2025年10月20日、YOUON JAPAN株式会社(東京都新宿区)は、同社が開発した水素燃料電動アシスト自転車「U200」が国家公安委員会より日本初の型式認定を取得したと発表した。
クリーンエネルギーを活用した次世代モビリティが実用段階へと進んでいる。
水素で走る「U200」、国家認定で実用化へ 万博でも採用
YOUON JAPANの「U200」は、水素を燃料として発電し、後輪駆動で走行を補助する電動アシスト自転車である。
国家公安委員会による型式認定(交N25-92/交A25-86)を2025年10月3日に取得し、日本で初めて公道走行が正式に認められた。

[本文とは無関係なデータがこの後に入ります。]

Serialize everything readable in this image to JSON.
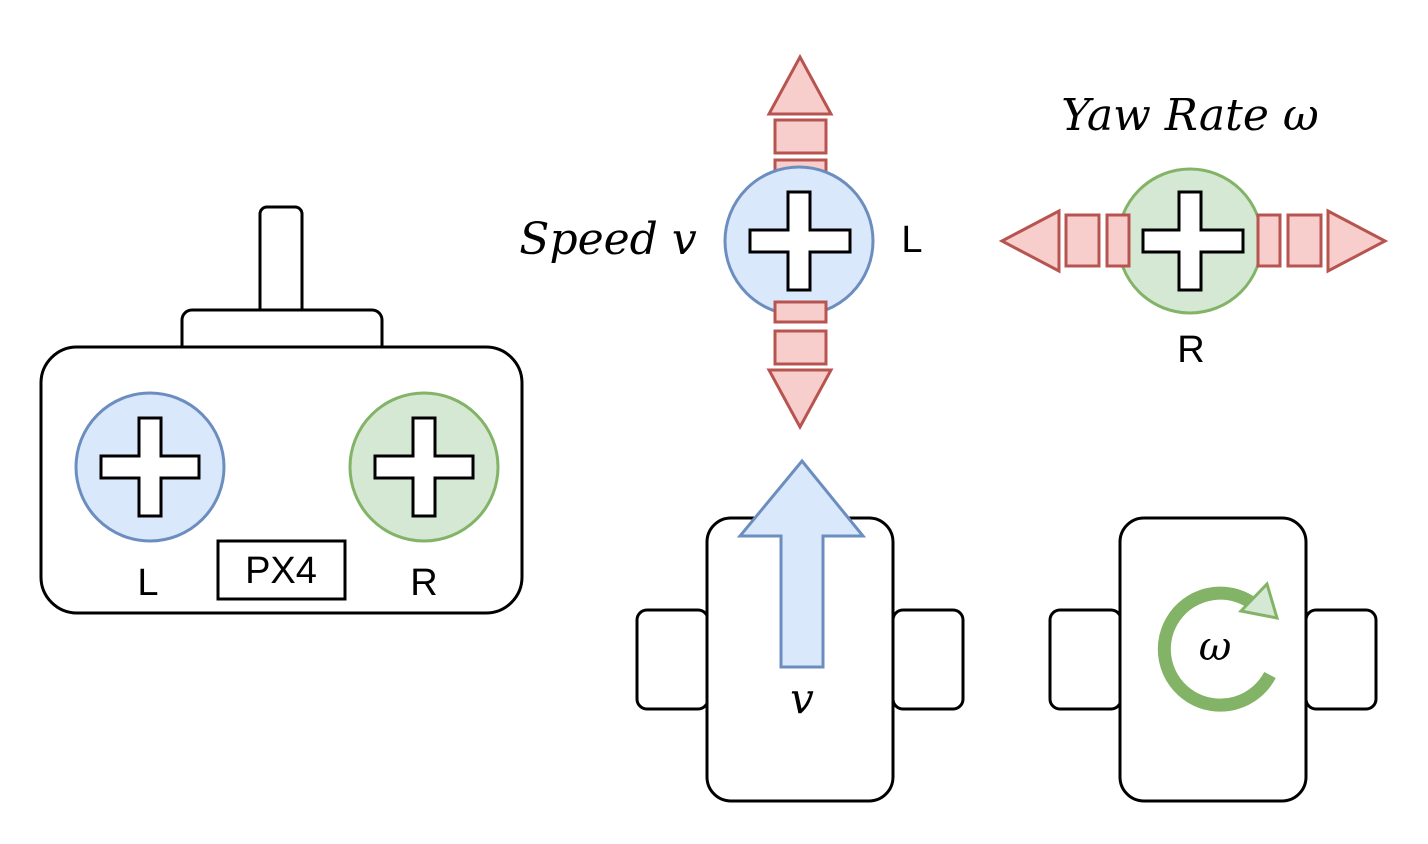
{
  "controller": {
    "left_label": "L",
    "right_label": "R",
    "board_label": "PX4"
  },
  "speed_stick": {
    "title": "Speed v",
    "label": "L"
  },
  "yaw_stick": {
    "title": "Yaw Rate ω",
    "label": "R"
  },
  "rover_speed": {
    "symbol": "v"
  },
  "rover_yaw": {
    "symbol": "ω"
  },
  "colors": {
    "left_fill": "#dae8fc",
    "left_stroke": "#6c8ebf",
    "right_fill": "#d5e8d4",
    "right_stroke": "#82b366",
    "arrow_fill": "#f8cecc",
    "arrow_stroke": "#b85450",
    "rotation_stroke": "#82b366"
  }
}
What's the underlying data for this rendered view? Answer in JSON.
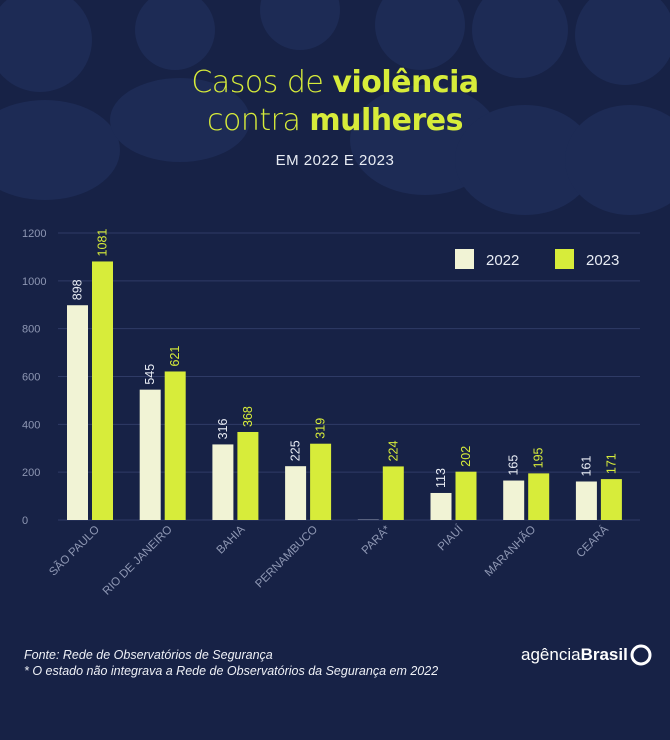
{
  "title": {
    "line1_light": "Casos de ",
    "line1_bold": "violência",
    "line2_light": "contra ",
    "line2_bold": "mulheres"
  },
  "subtitle": "EM 2022 E 2023",
  "footer": {
    "source": "Fonte: Rede de Observatórios de Segurança",
    "note": "* O estado não integrava a Rede de Observatórios da Segurança em 2022"
  },
  "brand": {
    "light": "agência",
    "bold": "Brasil"
  },
  "colors": {
    "background": "#172246",
    "accent": "#d7ec3a",
    "bar_2022": "#f1f3d5",
    "bar_2023": "#d7ec3a",
    "grid": "#2f3b66",
    "axis_text": "#8e97b3"
  },
  "chart_data": {
    "type": "bar",
    "title": "Casos de violência contra mulheres",
    "subtitle": "EM 2022 E 2023",
    "categories": [
      "SÃO PAULO",
      "RIO DE JANEIRO",
      "BAHIA",
      "PERNAMBUCO",
      "PARÁ*",
      "PIAUÍ",
      "MARANHÃO",
      "CEARÁ"
    ],
    "series": [
      {
        "name": "2022",
        "values": [
          898,
          545,
          316,
          225,
          null,
          113,
          165,
          161
        ]
      },
      {
        "name": "2023",
        "values": [
          1081,
          621,
          368,
          319,
          224,
          202,
          195,
          171
        ]
      }
    ],
    "yticks": [
      0,
      200,
      400,
      600,
      800,
      1000,
      1200
    ],
    "ylim": [
      0,
      1200
    ],
    "grid": true,
    "legend_position": "top-right",
    "xlabel": "",
    "ylabel": ""
  }
}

型式認定とは、国家公安委員会が交通安全基準への適合を審査し、認定した車両のみが公道走行できる制度だ。
認定取得により、水素を活用したモビリティが一般利用に向けて大きく前進した。
U200は水素と酸素を化学反応させて電力を生み出す燃料電池を搭載し、走行時に二酸化炭素を一切排出しない。
排出物は水のみであり、エコフレンドリーであることが強みだ。
また、カートリッジ式の小型水素ボトルを採用しており、安全性を確保しつつ簡単に交換できるなど利便性も確保されている。

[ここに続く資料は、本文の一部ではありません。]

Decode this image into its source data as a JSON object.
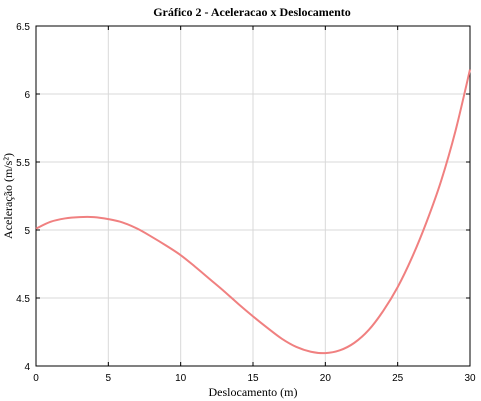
{
  "chart_data": {
    "type": "line",
    "title": "Gráfico 2 - Aceleracao x Deslocamento",
    "xlabel": "Deslocamento (m)",
    "ylabel": "Aceleração (m/s²)",
    "xlim": [
      0,
      30
    ],
    "ylim": [
      4,
      6.5
    ],
    "xticks": [
      0,
      5,
      10,
      15,
      20,
      25,
      30
    ],
    "yticks": [
      4,
      4.5,
      5,
      5.5,
      6,
      6.5
    ],
    "grid": true,
    "series": [
      {
        "color": "#f08080",
        "x": [
          0,
          1,
          2,
          3,
          4,
          5,
          6,
          7,
          8,
          9,
          10,
          11,
          12,
          13,
          14,
          15,
          16,
          17,
          18,
          19,
          20,
          21,
          22,
          23,
          24,
          25,
          26,
          27,
          28,
          29,
          30
        ],
        "y": [
          5.01,
          5.06,
          5.085,
          5.095,
          5.095,
          5.08,
          5.055,
          5.01,
          4.95,
          4.885,
          4.815,
          4.73,
          4.64,
          4.55,
          4.455,
          4.365,
          4.28,
          4.2,
          4.14,
          4.105,
          4.095,
          4.115,
          4.17,
          4.265,
          4.405,
          4.58,
          4.8,
          5.06,
          5.36,
          5.73,
          6.18
        ]
      }
    ]
  }
}
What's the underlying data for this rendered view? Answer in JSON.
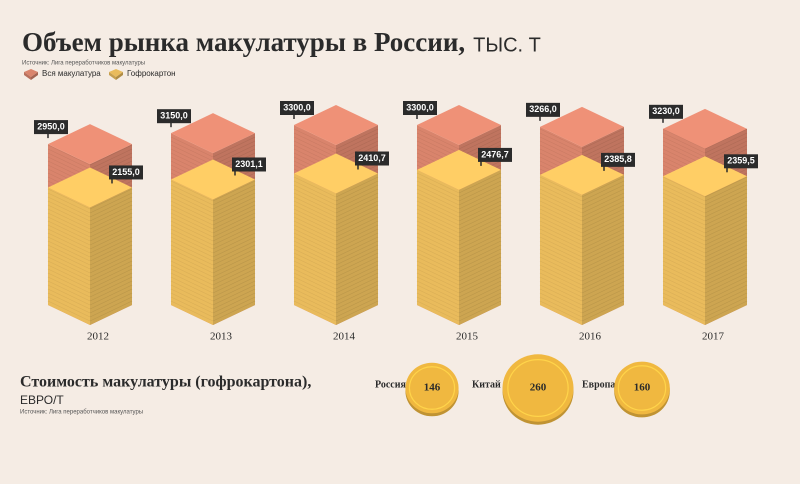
{
  "chart_data": [
    {
      "type": "isobar",
      "title": "Объем рынка макулатуры в России,",
      "unit": "ТЫС. Т",
      "source": "Источник: Лига переработчиков макулатуры",
      "categories": [
        "2012",
        "2013",
        "2014",
        "2015",
        "2016",
        "2017"
      ],
      "series": [
        {
          "name": "Вся макулатура",
          "color": "#d9846c",
          "values": [
            2950,
            3150,
            3300,
            3300,
            3266,
            3230
          ],
          "value_labels": [
            "2950,0",
            "3150,0",
            "3300,0",
            "3300,0",
            "3266,0",
            "3230,0"
          ]
        },
        {
          "name": "Гофрокартон",
          "color": "#e9bb5c",
          "values": [
            2155,
            2301.1,
            2410.7,
            2476.7,
            2385.8,
            2359.5
          ],
          "value_labels": [
            "2155,0",
            "2301,1",
            "2410,7",
            "2476,7",
            "2385,8",
            "2359,5"
          ]
        }
      ]
    },
    {
      "type": "bubble",
      "title": "Стоимость макулатуры (гофрокартона),",
      "unit": "ЕВРО/Т",
      "source": "Источник: Лига переработчиков макулатуры",
      "categories": [
        "Россия",
        "Китай",
        "Европа"
      ],
      "values": [
        146,
        260,
        160
      ],
      "color": "#f0b840"
    }
  ]
}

U200は2025年大阪・関西万博でスタッフの移動用モビリティとして採用され、社会実装に向けたモデルケースとして注目を集めていた。
YOUON JAPANは太陽光発電を利用して水から水素を生成・貯蔵・活用する一体型システムを構築し、「太陽光と水があれば水素が生まれる」というテーマのもと、カーボンニュートラルな社会の実現を目指している。
今後、水素スクーターや家庭用発電機など関連製品の開発も計画しており、日常生活に水素応用製品を浸透させる戦略を強化していく構えだ。
水素モビリティの波及効果と課題 コストとインフラ整備が焦点に
「U200」の実用化は、環境負荷を大幅に減らす新たな交通手段として注目に値する。
環境への配慮のみならず、カートリッジ型の利便性や万博での運用実績がある点は、普及に有利に働くだろう。
政府の「水素社会実現戦略」に沿う形で、地方自治体や企業による導入支援の可能性も広がると見られる。
一方で、水素カートリッジの供給体制やステーション網の整備といったインフラ面の課題は依然残る。
燃料コストや交換プロセスの標準化も、普及を左右する要因となるだろう。
YOUON JAPANのような民間主導の技術開発が進むことで、水素エネルギーの活用は研究用途から生活領域へと広がりつつある。
自動車に続く個人単位の水素利用が進展すれば、脱炭素社会への移行を支える新たなライフスタイルの礎となるだろう。